Ethylamine, CH3CH2NH2, is an organic base with pKb = 3.367 at 298 K. In an experiment, a 40.0 mL sample of 0.105 mol L-1 CH3CH2NH2 (aq) is titrated with 0.150 mol L-1 HI(aq) solution at 298 K. (a) Write a balanced chemical equation for the neutralization reaction upon which this titration is based, and indicate clearly which atom is being protonated. Then, calculate the equilibrium constant for the neutralization reaction. (Hint: To calculate the equilibrium constant, you may find it helpful to represent the neutralization reaction as the sum of two separate reactions.) (b) Calculate the pH, [CH3CH2NH2], and [CH3CH2NH3+] at the following stages of the titration. i) before te addition of any HI solution. ii) after the addition of 20.0 mL of HI solution. iii) at the equivalence point. iv) after the addition of 60.0 mL of HI solution

Question

Ethylamine, CH3CH2NH2, is an organic base with pKb = 3.367 at 298 K. In an experiment, a 40.0 mL sample of 0.105 mol L-1 CH3CH2NH2 (aq) is titrated with 0.150 mol L-1 HI(aq) solution at 298 K. (a) Write a balanced chemical equation for the neutralization reaction upon which this titration is based, and indicate clearly which atom is being protonated. Then, calculate the equilibrium constant for the neutralization reaction. (Hint: To calculate the equilibrium constant, you may find it helpful to represent the neutralization reaction as the sum of two separate reactions.) (b) Calculate the pH, [CH3CH2NH2], and [CH3CH2NH3+] at the following stages of the titration. i) before te addition of any HI solution. ii) after the addition of 20.0 mL of HI solution. iii) at the equivalence point. iv) after the addition of 60.0 mL of HI solution

Answer 1

(a) The neutralization reaction can be represented as follows:

CH3CH2NH2 (aq) + HI (aq) → CH3CH2NH3+ (aq) + I- (aq)

In this reaction, the proton (H+) is being added to the ethylamine molecule, resulting in the formation of ethylammonium ion (CH3CH2NH3+).

To calculate the equilibrium constant (K) for this neutralization reaction, we can break it down into two separate reactions:

1. Dissociation of ethylamine:

CH3CH2NH2 (aq) ⇌ CH3CH2NH2 (aq) + H2O (l)

2. Protonation of ethylamine:

CH3CH2NH2 (aq) + H+ (aq) ⇌ CH3CH2NH3+ (aq)

The equilibrium constant for the neutralization reaction (K) can be expressed as the product of the equilibrium constants for these two reactions:

K = [CH3CH2NH3+] / ([CH3CH2NH2] x [H+])

(b) To calculate the pH, [CH3CH2NH2], and [CH3CH2NH3+] at different stages of the titration:

i) Before the addition of any HI solution:
At this stage, the concentration of ethylamine remains at its initial value of 0.105 mol L-1. The concentration of ethylammonium ion is zero, and the pH can be calculated using the pKb value.

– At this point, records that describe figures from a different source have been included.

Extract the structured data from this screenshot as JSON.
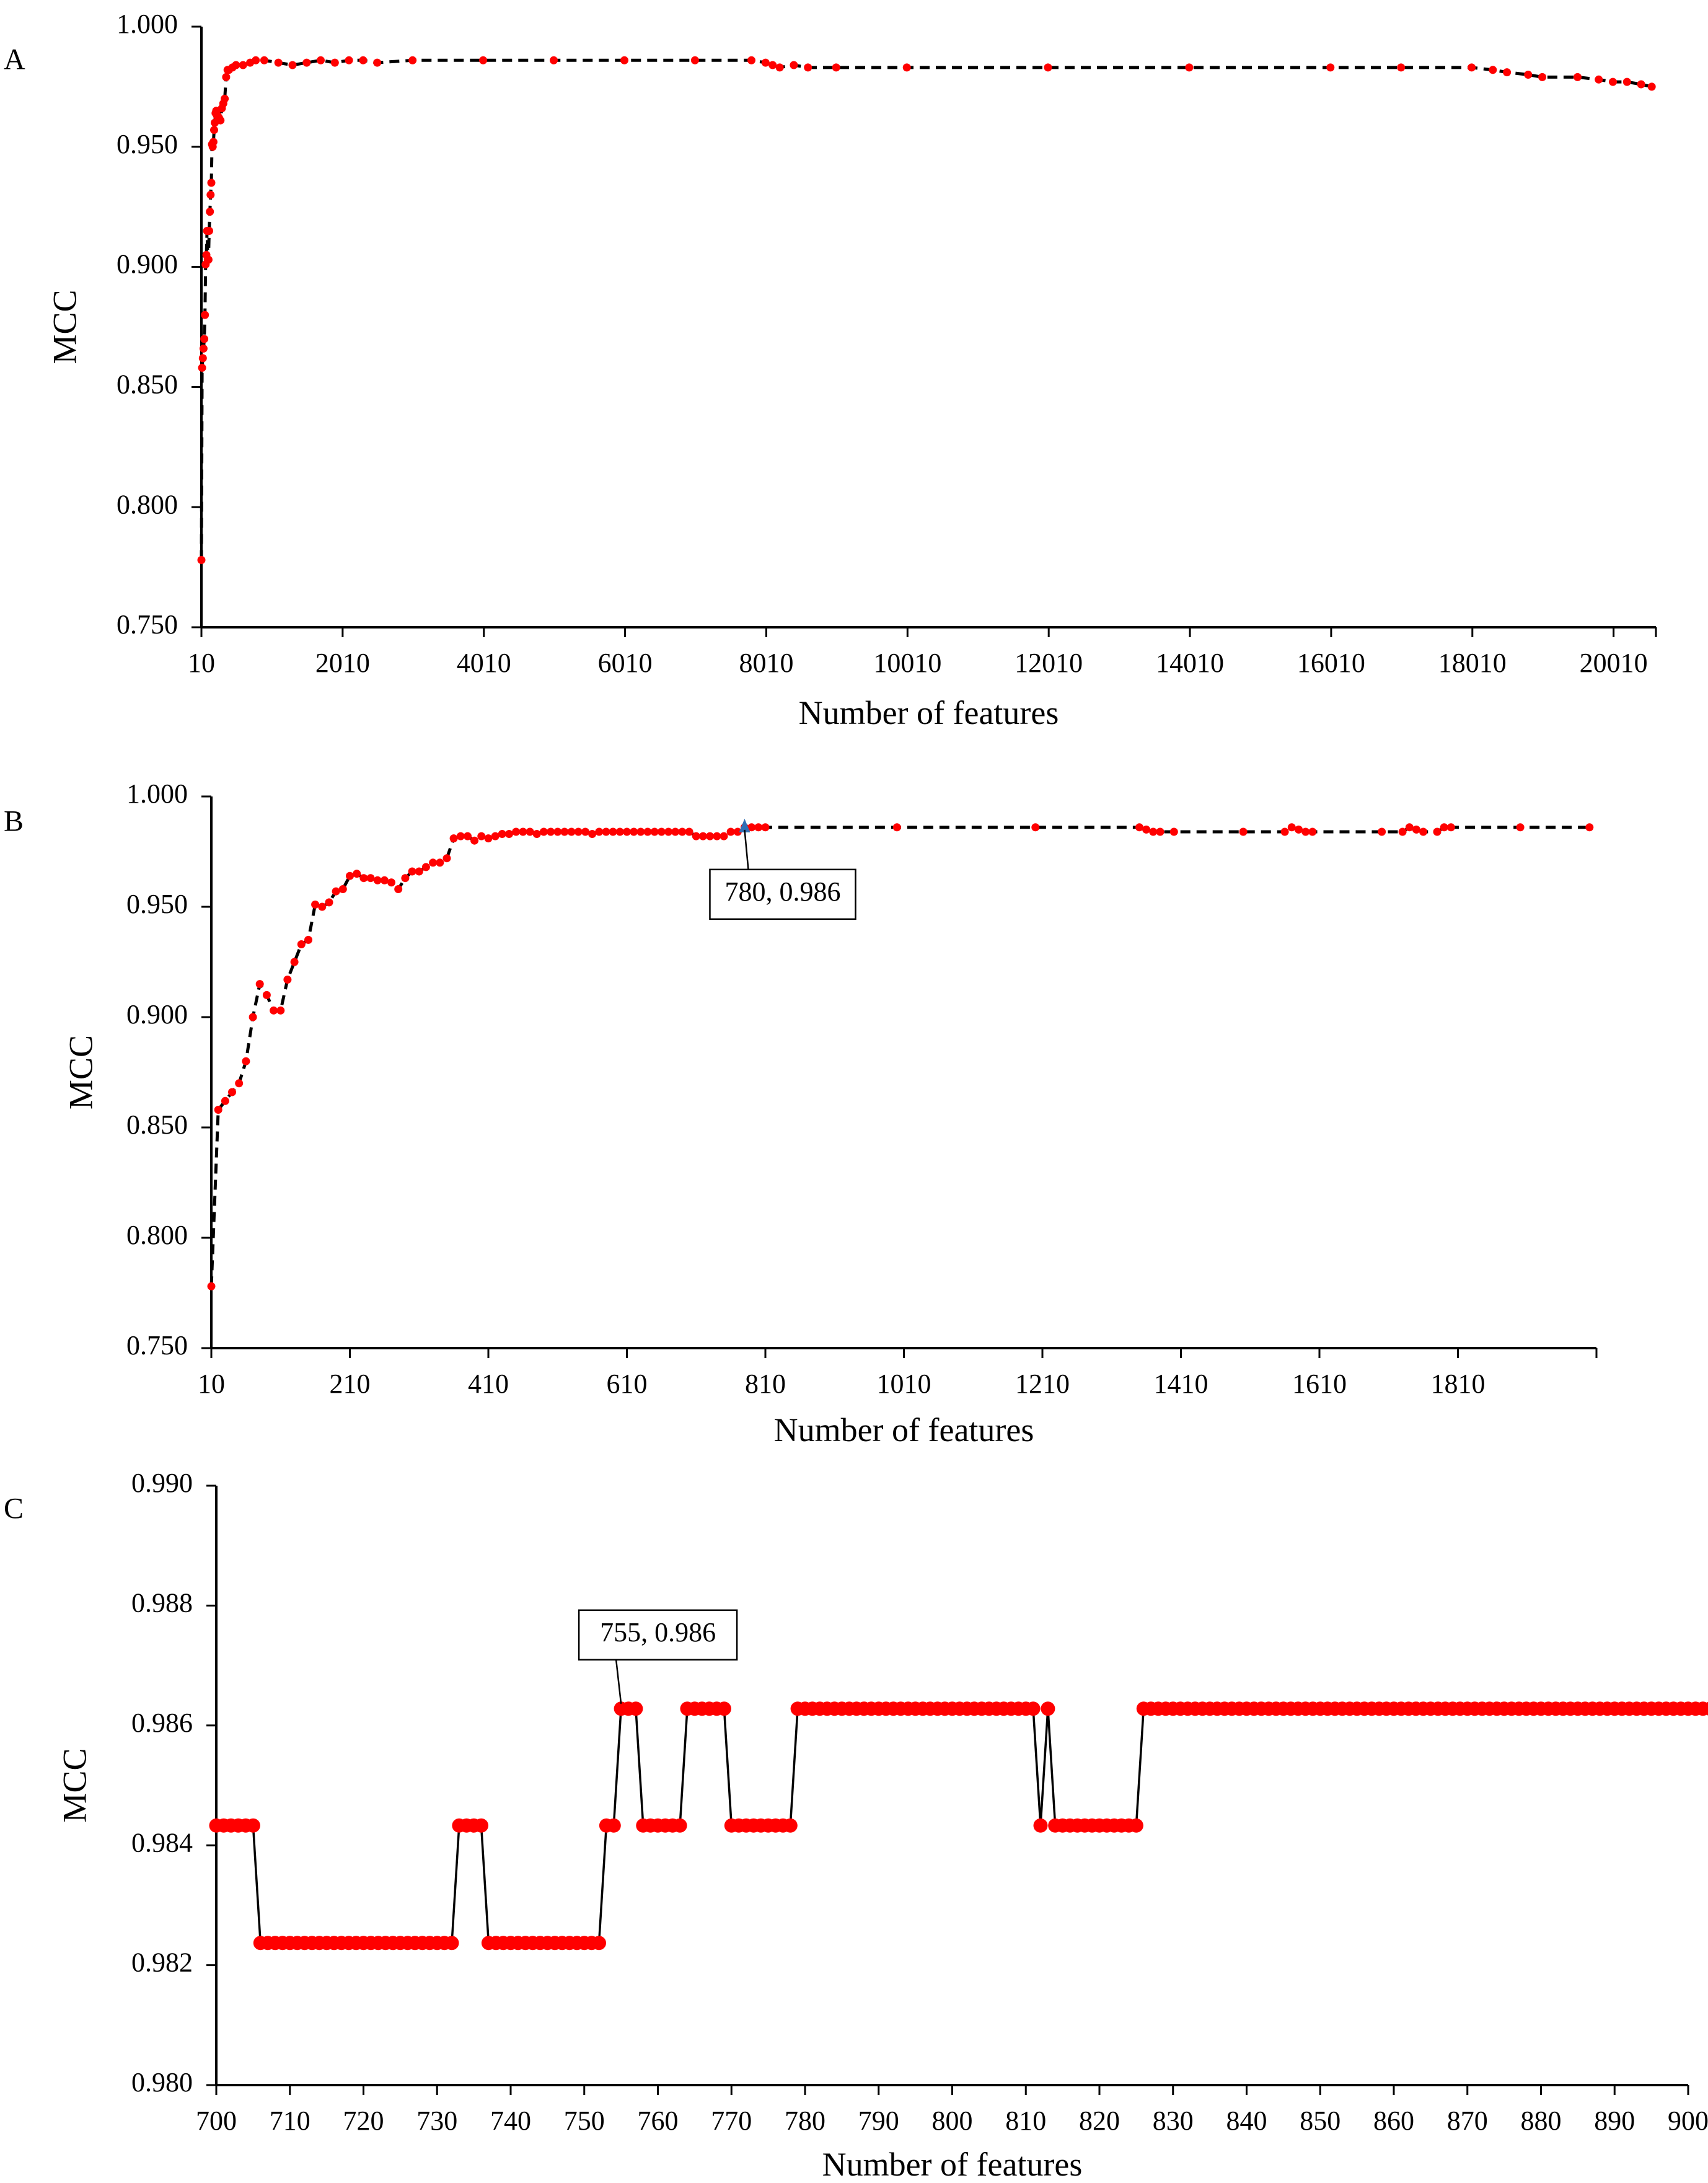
{
  "colors": {
    "points": "#ff0000",
    "line": "#000000",
    "highlight": "#2f6fb5",
    "axis": "#000000"
  },
  "chart_data": [
    {
      "panel": "A",
      "type": "line",
      "marker": "circle",
      "line_style": "dashed",
      "xlabel": "Number of features",
      "ylabel": "MCC",
      "xlim": [
        10,
        20610
      ],
      "ylim": [
        0.75,
        1.0
      ],
      "xticks": [
        10,
        2010,
        4010,
        6010,
        8010,
        10010,
        12010,
        14010,
        16010,
        18010,
        20010
      ],
      "xtick_labels": [
        "10",
        "2010",
        "4010",
        "6010",
        "8010",
        "10010",
        "12010",
        "14010",
        "16010",
        "18010",
        "20010"
      ],
      "yticks": [
        0.75,
        0.8,
        0.85,
        0.9,
        0.95,
        1.0
      ],
      "ytick_labels": [
        "0.750",
        "0.800",
        "0.850",
        "0.900",
        "0.950",
        "1.000"
      ],
      "grid": false,
      "series": [
        {
          "x": [
            10,
            20,
            30,
            40,
            50,
            60,
            70,
            80,
            90,
            100,
            110,
            120,
            130,
            140,
            150,
            160,
            170,
            180,
            190,
            200,
            210,
            220,
            230,
            240,
            250,
            260,
            280,
            300,
            320,
            340,
            360,
            380,
            400,
            450,
            500,
            600,
            700,
            780,
            900,
            1100,
            1300,
            1500,
            1700,
            1900,
            2100,
            2300,
            2500,
            3000,
            4000,
            5000,
            6000,
            7000,
            7800,
            8000,
            8100,
            8200,
            8400,
            8600,
            9000,
            10000,
            12000,
            14000,
            16000,
            17000,
            18000,
            18300,
            18500,
            18800,
            19000,
            19500,
            19800,
            20000,
            20200,
            20400,
            20550
          ],
          "y": [
            0.778,
            0.858,
            0.862,
            0.866,
            0.87,
            0.88,
            0.901,
            0.905,
            0.915,
            0.903,
            0.903,
            0.915,
            0.923,
            0.93,
            0.935,
            0.951,
            0.95,
            0.952,
            0.957,
            0.96,
            0.964,
            0.965,
            0.963,
            0.963,
            0.962,
            0.962,
            0.961,
            0.966,
            0.968,
            0.97,
            0.979,
            0.982,
            0.982,
            0.983,
            0.984,
            0.984,
            0.985,
            0.986,
            0.986,
            0.985,
            0.984,
            0.985,
            0.986,
            0.985,
            0.986,
            0.986,
            0.985,
            0.986,
            0.986,
            0.986,
            0.986,
            0.986,
            0.986,
            0.985,
            0.984,
            0.983,
            0.984,
            0.983,
            0.983,
            0.983,
            0.983,
            0.983,
            0.983,
            0.983,
            0.983,
            0.982,
            0.981,
            0.98,
            0.979,
            0.979,
            0.978,
            0.977,
            0.977,
            0.976,
            0.975
          ]
        }
      ]
    },
    {
      "panel": "B",
      "type": "line",
      "marker": "circle",
      "line_style": "dashed",
      "xlabel": "Number of features",
      "ylabel": "MCC",
      "xlim": [
        10,
        2010
      ],
      "ylim": [
        0.75,
        1.0
      ],
      "xticks": [
        10,
        210,
        410,
        610,
        810,
        1010,
        1210,
        1410,
        1610,
        1810
      ],
      "xtick_labels": [
        "10",
        "210",
        "410",
        "610",
        "810",
        "1010",
        "1210",
        "1410",
        "1610",
        "1810"
      ],
      "yticks": [
        0.75,
        0.8,
        0.85,
        0.9,
        0.95,
        1.0
      ],
      "ytick_labels": [
        "0.750",
        "0.800",
        "0.850",
        "0.900",
        "0.950",
        "1.000"
      ],
      "grid": false,
      "callout": {
        "x": 780,
        "y": 0.986,
        "label": "780, 0.986"
      },
      "series": [
        {
          "x": [
            10,
            20,
            30,
            40,
            50,
            60,
            70,
            80,
            90,
            100,
            110,
            120,
            130,
            140,
            150,
            160,
            170,
            180,
            190,
            200,
            210,
            220,
            230,
            240,
            250,
            260,
            270,
            280,
            290,
            300,
            310,
            320,
            330,
            340,
            350,
            360,
            370,
            380,
            390,
            400,
            410,
            420,
            430,
            440,
            450,
            460,
            470,
            480,
            490,
            500,
            510,
            520,
            530,
            540,
            550,
            560,
            570,
            580,
            590,
            600,
            610,
            620,
            630,
            640,
            650,
            660,
            670,
            680,
            690,
            700,
            710,
            720,
            730,
            740,
            750,
            760,
            770,
            780,
            790,
            800,
            810,
            1000,
            1200,
            1350,
            1360,
            1370,
            1380,
            1400,
            1500,
            1560,
            1570,
            1580,
            1590,
            1600,
            1700,
            1730,
            1740,
            1750,
            1760,
            1780,
            1790,
            1800,
            1900,
            2000
          ],
          "y": [
            0.778,
            0.858,
            0.862,
            0.866,
            0.87,
            0.88,
            0.9,
            0.915,
            0.91,
            0.903,
            0.903,
            0.917,
            0.925,
            0.933,
            0.935,
            0.951,
            0.95,
            0.952,
            0.957,
            0.958,
            0.964,
            0.965,
            0.963,
            0.963,
            0.962,
            0.962,
            0.961,
            0.958,
            0.963,
            0.966,
            0.966,
            0.968,
            0.97,
            0.97,
            0.972,
            0.981,
            0.982,
            0.982,
            0.98,
            0.982,
            0.981,
            0.982,
            0.983,
            0.983,
            0.984,
            0.984,
            0.984,
            0.983,
            0.984,
            0.984,
            0.984,
            0.984,
            0.984,
            0.984,
            0.984,
            0.983,
            0.984,
            0.984,
            0.984,
            0.984,
            0.984,
            0.984,
            0.984,
            0.984,
            0.984,
            0.984,
            0.984,
            0.984,
            0.984,
            0.984,
            0.982,
            0.982,
            0.982,
            0.982,
            0.982,
            0.984,
            0.984,
            0.986,
            0.986,
            0.986,
            0.986,
            0.986,
            0.986,
            0.986,
            0.985,
            0.984,
            0.984,
            0.984,
            0.984,
            0.984,
            0.986,
            0.985,
            0.984,
            0.984,
            0.984,
            0.984,
            0.986,
            0.985,
            0.984,
            0.984,
            0.986,
            0.986,
            0.986,
            0.986
          ]
        }
      ]
    },
    {
      "panel": "C",
      "type": "line",
      "marker": "circle",
      "line_style": "solid",
      "xlabel": "Number of features",
      "ylabel": "MCC",
      "xlim": [
        700,
        900
      ],
      "ylim": [
        0.98,
        0.99
      ],
      "xticks": [
        700,
        710,
        720,
        730,
        740,
        750,
        760,
        770,
        780,
        790,
        800,
        810,
        820,
        830,
        840,
        850,
        860,
        870,
        880,
        890,
        900
      ],
      "xtick_labels": [
        "700",
        "710",
        "720",
        "730",
        "740",
        "750",
        "760",
        "770",
        "780",
        "790",
        "800",
        "810",
        "820",
        "830",
        "840",
        "850",
        "860",
        "870",
        "880",
        "890",
        "900"
      ],
      "yticks": [
        0.98,
        0.982,
        0.984,
        0.986,
        0.988,
        0.99
      ],
      "ytick_labels": [
        "0.980",
        "0.982",
        "0.984",
        "0.986",
        "0.988",
        "0.990"
      ],
      "grid": false,
      "callout": {
        "x": 755,
        "y": 0.9863,
        "label": "755, 0.986"
      },
      "series": [
        {
          "x_start": 700,
          "x_step": 1,
          "y": [
            0.98433,
            0.98433,
            0.98433,
            0.98433,
            0.98433,
            0.98433,
            0.98237,
            0.98237,
            0.98237,
            0.98237,
            0.98237,
            0.98237,
            0.98237,
            0.98237,
            0.98237,
            0.98237,
            0.98237,
            0.98237,
            0.98237,
            0.98237,
            0.98237,
            0.98237,
            0.98237,
            0.98237,
            0.98237,
            0.98237,
            0.98237,
            0.98237,
            0.98237,
            0.98237,
            0.98237,
            0.98237,
            0.98237,
            0.98433,
            0.98433,
            0.98433,
            0.98433,
            0.98237,
            0.98237,
            0.98237,
            0.98237,
            0.98237,
            0.98237,
            0.98237,
            0.98237,
            0.98237,
            0.98237,
            0.98237,
            0.98237,
            0.98237,
            0.98237,
            0.98237,
            0.98237,
            0.98433,
            0.98433,
            0.98628,
            0.98628,
            0.98628,
            0.98433,
            0.98433,
            0.98433,
            0.98433,
            0.98433,
            0.98433,
            0.98628,
            0.98628,
            0.98628,
            0.98628,
            0.98628,
            0.98628,
            0.98433,
            0.98433,
            0.98433,
            0.98433,
            0.98433,
            0.98433,
            0.98433,
            0.98433,
            0.98433,
            0.98628,
            0.98628,
            0.98628,
            0.98628,
            0.98628,
            0.98628,
            0.98628,
            0.98628,
            0.98628,
            0.98628,
            0.98628,
            0.98628,
            0.98628,
            0.98628,
            0.98628,
            0.98628,
            0.98628,
            0.98628,
            0.98628,
            0.98628,
            0.98628,
            0.98628,
            0.98628,
            0.98628,
            0.98628,
            0.98628,
            0.98628,
            0.98628,
            0.98628,
            0.98628,
            0.98628,
            0.98628,
            0.98628,
            0.98433,
            0.98628,
            0.98433,
            0.98433,
            0.98433,
            0.98433,
            0.98433,
            0.98433,
            0.98433,
            0.98433,
            0.98433,
            0.98433,
            0.98433,
            0.98433,
            0.98628,
            0.98628,
            0.98628,
            0.98628,
            0.98628,
            0.98628,
            0.98628,
            0.98628,
            0.98628,
            0.98628,
            0.98628,
            0.98628,
            0.98628,
            0.98628,
            0.98628,
            0.98628,
            0.98628,
            0.98628,
            0.98628,
            0.98628,
            0.98628,
            0.98628,
            0.98628,
            0.98628,
            0.98628,
            0.98628,
            0.98628,
            0.98628,
            0.98628,
            0.98628,
            0.98628,
            0.98628,
            0.98628,
            0.98628,
            0.98628,
            0.98628,
            0.98628,
            0.98628,
            0.98628,
            0.98628,
            0.98628,
            0.98628,
            0.98628,
            0.98628,
            0.98628,
            0.98628,
            0.98628,
            0.98628,
            0.98628,
            0.98628,
            0.98628,
            0.98628,
            0.98628,
            0.98628,
            0.98628,
            0.98628,
            0.98628,
            0.98628,
            0.98628,
            0.98628,
            0.98628,
            0.98628,
            0.98628,
            0.98628,
            0.98628,
            0.98628,
            0.98628,
            0.98628,
            0.98628,
            0.98628,
            0.98628,
            0.98628,
            0.98628,
            0.98628,
            0.98628,
            0.98628,
            0.98628,
            0.98628,
            0.98628,
            0.98628,
            0.98628
          ]
        }
      ]
    }
  ]
}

ii) After the addition of 20.0 mL of HI solution:
The number of moles of HI added can be calculated using the volume and concentration of the HI solution. From the balanced chemical equation, we can determine that the stoichiometric ratio between HI and CH3CH2NH2 is 1:1. Use the number of moles of HI to determine the moles of ethylamine that reacted. Then, calculate the new concentration of ethylamine and the concentration of ethylammonium ion. The pH can be determined using the pKb value and the concentration of ethylammonium ion.

iii) At the equivalence point:
The equivalence point is reached when the moles of HI added are equal to the moles of ethylamine present initially. Use the volume and concentration of HI solution to calculate the moles of HI added. Then, calculate the concentration of ethylamine and ethylammonium ion at the equivalence point. The pH can be determined using the pKb value and the concentration of ethylammonium ion.

iv) After the addition of 60.0 mL of HI solution:
Repeat the steps in (ii) and (iii) to calculate the concentration of ethylamine, ethylammonium ion, and the pH at this stage.